A recent decision by a federal district court in Washington D.C. serves as a warning to executives of healthcare-related corporations to be vigilant against healthcare fraud within their own businesses, or face personal consequences. In 2007, the federal government brought a criminal case against the drug maker Purdue Pharma and three of its senior executives. The government charged Purdue with felony misbranding of a drug with the intent to defraud or mislead. The complaint alleged that the drug maker marketed Oxycontin as less addictive, less subject to abuse, and less likely to cause dependency than other painkillers. But in reality, long-term use of Oxycontin may cause patients to develop severe psychological and physical dependence.
The government charged the three executives - the chief executive officer, the executive vice president, and the chief legal officer - with misdemeanor drug misbranding under the "responsible corporate officer" doctrine. Under this doctrine, which was established by a line of cases from the U.S. Supreme Court, the government does not have to show that the executive participated in the wrongdoing or even knew about it. Rather, the government can obtain a conviction if the executive was in a position of power to prevent or end the wrongdoing, but failed to do so. The executives accepted an agreement to plead guilty to the charges and avoid jail time. The statement signed by the executives as part of the settlement stipulated that none of the executives had personal knowledge of the misbranding, but that they each had the responsibility and authority to either prevent or quickly correct the wrongdoing.

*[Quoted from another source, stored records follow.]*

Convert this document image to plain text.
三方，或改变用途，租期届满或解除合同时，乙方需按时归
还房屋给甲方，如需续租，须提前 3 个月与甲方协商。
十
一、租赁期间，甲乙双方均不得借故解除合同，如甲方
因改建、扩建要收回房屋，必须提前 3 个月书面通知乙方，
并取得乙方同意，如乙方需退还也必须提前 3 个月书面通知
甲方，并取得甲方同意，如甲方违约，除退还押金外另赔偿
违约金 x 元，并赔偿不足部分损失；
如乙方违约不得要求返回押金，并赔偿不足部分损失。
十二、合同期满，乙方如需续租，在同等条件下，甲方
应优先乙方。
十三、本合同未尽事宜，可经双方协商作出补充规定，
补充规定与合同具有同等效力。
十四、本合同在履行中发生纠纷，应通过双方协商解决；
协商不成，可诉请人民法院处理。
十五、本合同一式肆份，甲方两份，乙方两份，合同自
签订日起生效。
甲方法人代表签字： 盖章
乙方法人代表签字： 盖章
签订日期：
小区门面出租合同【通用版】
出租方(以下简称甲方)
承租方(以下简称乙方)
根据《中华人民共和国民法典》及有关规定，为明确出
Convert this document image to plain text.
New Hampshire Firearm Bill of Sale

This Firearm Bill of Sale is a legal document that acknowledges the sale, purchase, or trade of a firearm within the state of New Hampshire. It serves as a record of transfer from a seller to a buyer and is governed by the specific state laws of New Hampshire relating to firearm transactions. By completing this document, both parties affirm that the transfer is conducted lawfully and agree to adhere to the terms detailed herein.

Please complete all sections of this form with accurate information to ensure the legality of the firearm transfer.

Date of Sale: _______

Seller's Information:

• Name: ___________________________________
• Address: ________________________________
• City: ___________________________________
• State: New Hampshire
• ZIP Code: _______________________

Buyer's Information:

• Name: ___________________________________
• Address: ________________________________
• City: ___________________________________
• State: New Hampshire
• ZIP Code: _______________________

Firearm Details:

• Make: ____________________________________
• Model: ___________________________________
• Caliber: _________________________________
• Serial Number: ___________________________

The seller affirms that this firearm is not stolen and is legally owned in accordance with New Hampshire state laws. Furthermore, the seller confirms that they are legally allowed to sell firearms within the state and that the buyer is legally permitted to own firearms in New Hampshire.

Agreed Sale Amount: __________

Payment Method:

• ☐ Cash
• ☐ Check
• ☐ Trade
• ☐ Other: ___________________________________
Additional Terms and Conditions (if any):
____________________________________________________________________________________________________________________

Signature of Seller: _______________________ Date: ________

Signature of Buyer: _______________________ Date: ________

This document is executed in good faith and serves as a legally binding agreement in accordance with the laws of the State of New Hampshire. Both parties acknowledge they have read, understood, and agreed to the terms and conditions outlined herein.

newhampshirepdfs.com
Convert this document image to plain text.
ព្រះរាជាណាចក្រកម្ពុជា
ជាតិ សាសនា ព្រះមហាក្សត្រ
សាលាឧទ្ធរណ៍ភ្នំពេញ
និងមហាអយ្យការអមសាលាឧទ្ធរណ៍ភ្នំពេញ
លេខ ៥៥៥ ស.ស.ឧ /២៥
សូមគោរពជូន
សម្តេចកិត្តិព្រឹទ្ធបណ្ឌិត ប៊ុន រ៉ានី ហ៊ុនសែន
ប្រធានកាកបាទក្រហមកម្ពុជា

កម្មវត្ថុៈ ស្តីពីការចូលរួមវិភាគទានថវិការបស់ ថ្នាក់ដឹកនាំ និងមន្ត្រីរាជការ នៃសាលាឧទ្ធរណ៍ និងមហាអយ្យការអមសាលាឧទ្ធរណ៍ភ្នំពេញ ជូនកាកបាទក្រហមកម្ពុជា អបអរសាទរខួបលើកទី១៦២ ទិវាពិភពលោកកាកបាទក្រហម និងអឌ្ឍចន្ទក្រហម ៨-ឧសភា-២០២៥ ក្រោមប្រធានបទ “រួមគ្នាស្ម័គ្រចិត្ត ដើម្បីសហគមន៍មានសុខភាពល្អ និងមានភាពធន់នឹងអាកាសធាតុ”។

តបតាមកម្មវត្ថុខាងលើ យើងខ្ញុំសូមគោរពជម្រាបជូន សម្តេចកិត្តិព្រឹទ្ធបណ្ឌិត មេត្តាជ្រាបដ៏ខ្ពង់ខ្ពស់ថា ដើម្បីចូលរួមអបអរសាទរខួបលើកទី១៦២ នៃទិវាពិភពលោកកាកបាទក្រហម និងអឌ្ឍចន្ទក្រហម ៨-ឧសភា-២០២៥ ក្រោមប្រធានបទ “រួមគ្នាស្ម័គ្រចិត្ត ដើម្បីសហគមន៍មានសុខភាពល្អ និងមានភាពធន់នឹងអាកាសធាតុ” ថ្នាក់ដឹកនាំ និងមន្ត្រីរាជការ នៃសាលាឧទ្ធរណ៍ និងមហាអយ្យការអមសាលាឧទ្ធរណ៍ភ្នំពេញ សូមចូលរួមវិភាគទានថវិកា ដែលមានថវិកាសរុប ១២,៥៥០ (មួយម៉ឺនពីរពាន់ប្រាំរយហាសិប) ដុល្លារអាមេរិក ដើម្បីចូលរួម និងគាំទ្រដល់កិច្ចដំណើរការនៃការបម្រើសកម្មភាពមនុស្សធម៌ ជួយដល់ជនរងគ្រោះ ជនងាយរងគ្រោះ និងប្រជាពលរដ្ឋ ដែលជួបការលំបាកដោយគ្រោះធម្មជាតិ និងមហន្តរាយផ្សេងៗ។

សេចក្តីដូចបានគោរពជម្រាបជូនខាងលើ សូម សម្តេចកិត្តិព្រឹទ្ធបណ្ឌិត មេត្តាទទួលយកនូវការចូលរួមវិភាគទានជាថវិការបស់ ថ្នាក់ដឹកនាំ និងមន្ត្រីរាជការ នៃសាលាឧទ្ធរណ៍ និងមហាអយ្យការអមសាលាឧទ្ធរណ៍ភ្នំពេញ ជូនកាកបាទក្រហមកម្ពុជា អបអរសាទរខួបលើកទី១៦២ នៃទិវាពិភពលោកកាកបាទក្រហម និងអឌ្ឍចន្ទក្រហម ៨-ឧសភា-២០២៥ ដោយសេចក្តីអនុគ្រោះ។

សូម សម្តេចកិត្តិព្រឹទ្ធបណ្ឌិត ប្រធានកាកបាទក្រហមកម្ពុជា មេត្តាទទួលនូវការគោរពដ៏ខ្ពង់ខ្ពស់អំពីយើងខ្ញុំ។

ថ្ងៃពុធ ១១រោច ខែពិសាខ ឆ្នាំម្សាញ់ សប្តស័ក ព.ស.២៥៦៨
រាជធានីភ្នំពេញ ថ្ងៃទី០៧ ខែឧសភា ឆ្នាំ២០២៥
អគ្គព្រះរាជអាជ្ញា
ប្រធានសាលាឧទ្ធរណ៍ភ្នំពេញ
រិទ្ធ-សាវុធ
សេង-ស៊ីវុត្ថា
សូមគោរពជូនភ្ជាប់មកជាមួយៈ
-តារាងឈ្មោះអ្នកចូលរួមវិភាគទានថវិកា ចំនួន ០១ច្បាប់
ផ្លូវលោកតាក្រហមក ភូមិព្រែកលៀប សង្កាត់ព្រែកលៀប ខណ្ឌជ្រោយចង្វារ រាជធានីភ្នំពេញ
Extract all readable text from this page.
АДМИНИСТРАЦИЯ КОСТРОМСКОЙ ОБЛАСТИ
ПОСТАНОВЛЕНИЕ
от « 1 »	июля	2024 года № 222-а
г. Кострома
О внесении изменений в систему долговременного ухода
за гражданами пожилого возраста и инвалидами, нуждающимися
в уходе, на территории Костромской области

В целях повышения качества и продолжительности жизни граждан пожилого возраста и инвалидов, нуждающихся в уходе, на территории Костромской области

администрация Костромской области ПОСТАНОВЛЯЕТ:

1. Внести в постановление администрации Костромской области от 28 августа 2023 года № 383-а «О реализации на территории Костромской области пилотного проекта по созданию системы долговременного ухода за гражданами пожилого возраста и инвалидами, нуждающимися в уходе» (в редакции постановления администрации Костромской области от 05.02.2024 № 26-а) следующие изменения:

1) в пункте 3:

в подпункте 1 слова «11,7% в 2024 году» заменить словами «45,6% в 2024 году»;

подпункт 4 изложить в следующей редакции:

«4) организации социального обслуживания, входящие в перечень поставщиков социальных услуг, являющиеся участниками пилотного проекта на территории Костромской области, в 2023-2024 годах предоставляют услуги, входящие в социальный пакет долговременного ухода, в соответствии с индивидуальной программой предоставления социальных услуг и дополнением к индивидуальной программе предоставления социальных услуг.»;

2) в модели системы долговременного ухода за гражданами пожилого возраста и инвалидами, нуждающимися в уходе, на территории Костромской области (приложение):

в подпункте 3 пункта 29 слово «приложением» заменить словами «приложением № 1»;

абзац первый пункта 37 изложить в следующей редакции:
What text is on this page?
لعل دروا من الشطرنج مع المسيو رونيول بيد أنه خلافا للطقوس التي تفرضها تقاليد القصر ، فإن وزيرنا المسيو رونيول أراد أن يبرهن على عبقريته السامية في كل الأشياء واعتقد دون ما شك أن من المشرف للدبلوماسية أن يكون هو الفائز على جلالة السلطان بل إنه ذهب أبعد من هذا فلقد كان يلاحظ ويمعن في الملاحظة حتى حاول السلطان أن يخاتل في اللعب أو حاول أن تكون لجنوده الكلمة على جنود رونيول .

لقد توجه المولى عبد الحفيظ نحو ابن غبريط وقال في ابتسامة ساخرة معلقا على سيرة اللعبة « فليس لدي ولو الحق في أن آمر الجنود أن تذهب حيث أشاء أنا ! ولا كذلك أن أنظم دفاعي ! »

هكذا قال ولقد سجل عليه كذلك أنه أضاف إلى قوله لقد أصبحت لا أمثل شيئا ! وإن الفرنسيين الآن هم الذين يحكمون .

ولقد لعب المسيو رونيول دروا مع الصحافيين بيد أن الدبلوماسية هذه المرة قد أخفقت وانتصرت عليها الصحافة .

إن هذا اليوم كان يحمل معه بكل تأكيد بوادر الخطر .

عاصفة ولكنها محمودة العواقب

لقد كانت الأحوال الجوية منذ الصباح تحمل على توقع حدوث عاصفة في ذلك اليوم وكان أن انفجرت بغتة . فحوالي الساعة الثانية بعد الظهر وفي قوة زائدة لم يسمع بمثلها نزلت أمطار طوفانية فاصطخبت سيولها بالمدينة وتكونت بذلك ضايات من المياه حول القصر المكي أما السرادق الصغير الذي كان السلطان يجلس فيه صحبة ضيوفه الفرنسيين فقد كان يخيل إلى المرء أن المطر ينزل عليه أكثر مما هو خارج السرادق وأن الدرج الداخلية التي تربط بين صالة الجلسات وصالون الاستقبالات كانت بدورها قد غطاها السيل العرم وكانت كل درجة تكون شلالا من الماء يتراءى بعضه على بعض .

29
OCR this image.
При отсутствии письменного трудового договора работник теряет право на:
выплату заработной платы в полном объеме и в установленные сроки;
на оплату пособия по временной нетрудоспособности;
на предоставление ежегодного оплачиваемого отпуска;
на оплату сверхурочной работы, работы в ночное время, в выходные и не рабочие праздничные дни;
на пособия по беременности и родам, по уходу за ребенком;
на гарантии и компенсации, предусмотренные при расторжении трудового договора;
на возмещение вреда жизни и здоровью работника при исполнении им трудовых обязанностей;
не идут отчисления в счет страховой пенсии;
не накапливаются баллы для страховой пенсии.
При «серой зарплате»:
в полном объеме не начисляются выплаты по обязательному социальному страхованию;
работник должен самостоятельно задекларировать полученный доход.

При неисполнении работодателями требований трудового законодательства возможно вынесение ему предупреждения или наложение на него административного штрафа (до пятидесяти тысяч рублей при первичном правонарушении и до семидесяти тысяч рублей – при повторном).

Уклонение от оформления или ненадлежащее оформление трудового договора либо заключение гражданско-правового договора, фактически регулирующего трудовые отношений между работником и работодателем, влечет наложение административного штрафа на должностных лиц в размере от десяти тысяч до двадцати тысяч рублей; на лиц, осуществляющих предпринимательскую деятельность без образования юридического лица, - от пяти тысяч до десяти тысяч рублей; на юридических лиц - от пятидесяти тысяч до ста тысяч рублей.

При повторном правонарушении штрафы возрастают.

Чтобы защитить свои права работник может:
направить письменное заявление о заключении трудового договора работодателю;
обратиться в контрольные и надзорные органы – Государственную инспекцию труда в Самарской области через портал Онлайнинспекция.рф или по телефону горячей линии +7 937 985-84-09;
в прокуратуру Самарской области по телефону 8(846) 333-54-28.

After the criminal case concluded, the Office of the Inspector General (OIG) of the Department of Health and Human Services (HHS) sought to exclude the executives from participation in Medicare and Medicaid pursuant to its authority under 42 U.S.C. § 1320a-7(b). HHS ultimately imposed a twelve-year exclusion from Medicare and Medicaid, much longer than the typical exclusion of three years. The executives appealed their exclusions to federal district court, arguing that the exclusions were improper under the statute because their convictions were not based on any personal wrongdoing or actual knowledge of wrongdoing. The court disagreed and affirmed the exclusions.
An exclusion from the Medicare and Medicaid programs, especially a twelve-year exclusion, usually ends the career of a healthcare executive. These three executives will be barred from almost any employment in the healthcare industry. They cannot work for any company, nonprofit entity, or institution that receives any money from or does business with Medicare or Medicaid. Furthermore, even after the twelve-year exclusion ends, the executives must apply to be reinstated, which is far from automatic.
This case shows that the government will aggressively prosecute fraud perpetrated by corporations in the healthcare industry, and may hold executives personally responsible for the wrongdoings of their businesses. Lack of participation or knowledge by a healthcare executive will not be a defense. The only defense in these situations is a showing by the executive that he or she was powerless to prevent the wrongdoing. Healthcare executives who are not aggressively vigilant against wrongdoing within their companies may find themselves personally paying the consequences of such wrongdoing, and their careers in the healthcare industry at an end.